Custom Photoshop Brushes


A friend recently sent me a link to a website with some gorgeous brushes. After playing with them a little bit, I realized I could also make some lovely brushes in Photoshop. This technique works for any recent versions of Photoshop. It's really simple. For the sample attached, I found a pretty, scripty font. Grunge fonts would also be great. Generally you want to stick to black on white for a cleaner look.

Type your phrase.

Now use one of your selection tools and loosely frame the graphic. In this case I used a rectangular marquee tool, but the lasso tool would work, too.

Go to the Edit drop down menu and go slightly over halfway down to "Define Brush Preset."

Give your new brush a name.
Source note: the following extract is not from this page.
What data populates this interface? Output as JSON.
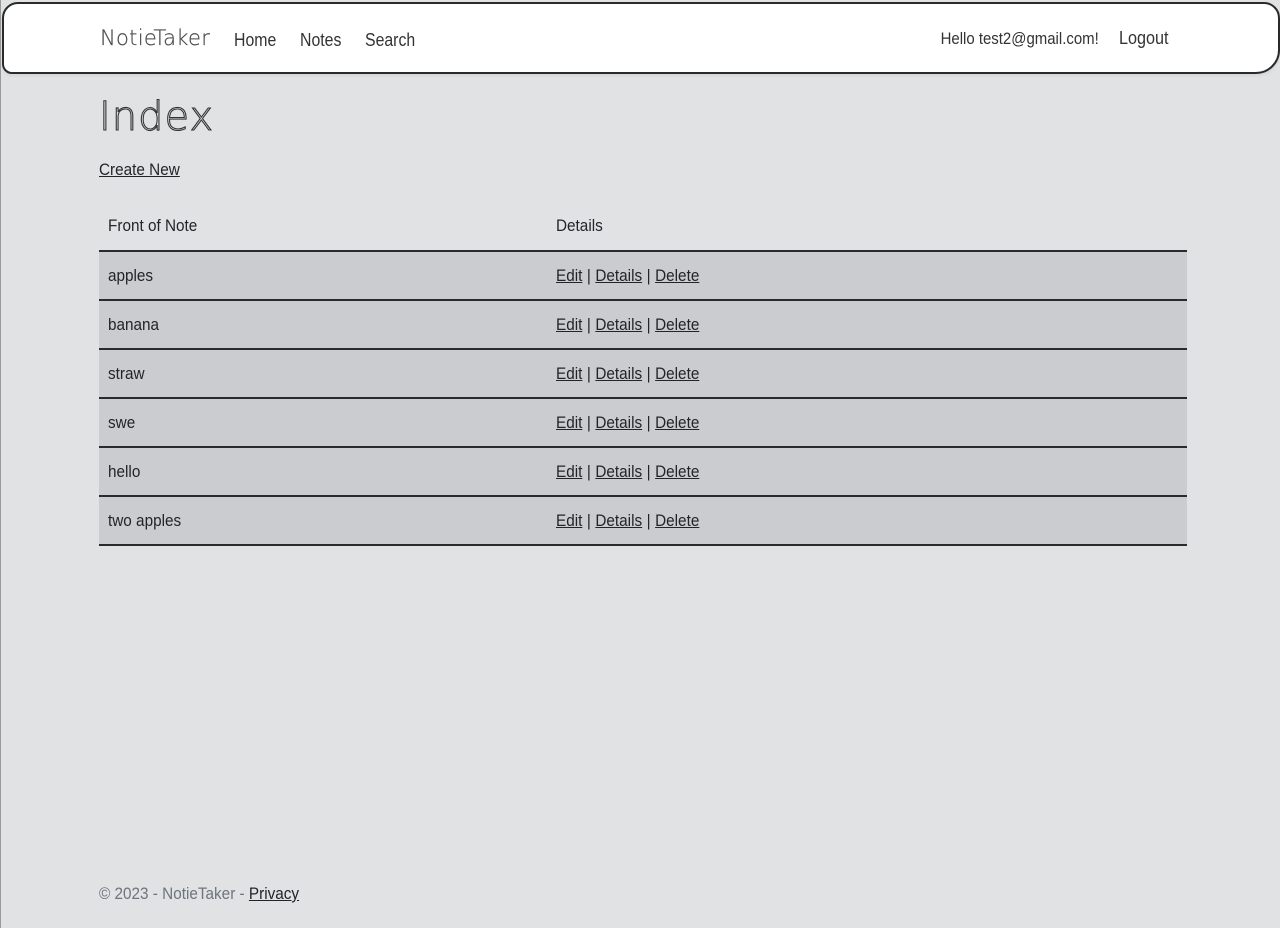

Voila! You have created your brush.

Let your imagination be your guide. Try some photo textures (convert your color space to bitmap so you have just black and white), or import clip art. I have many books of lovely Victorian clip art that are perfect for this kind of thing. Also, some of those "dingbat" fonts will work, too.

Sunday, July 3, 2011

Busy Photo, Be Gone!



This beautiful egret posed so gracefully in a eucalyptus tree, but there was a big problem: branches in the way. The solution: the Spot Healing Brush in Photoshop CS5, with the Content Aware box in the options bar checked. I learned a few tricks in the process. First, of course, work SLOOOOWLY. Keep the brush size small. Sometimes this brush will do strange blurring at edges between light and dark. My solution was to use the clone tool (again, kept very small) at these critical junctures and then finish up (the rest of a branch, for example) much more quickly with the brush. Sometimes it would be necessary to go over the same area several times. I didn't want to take out ALL the branches, or the poor bird wouldn't have a roost.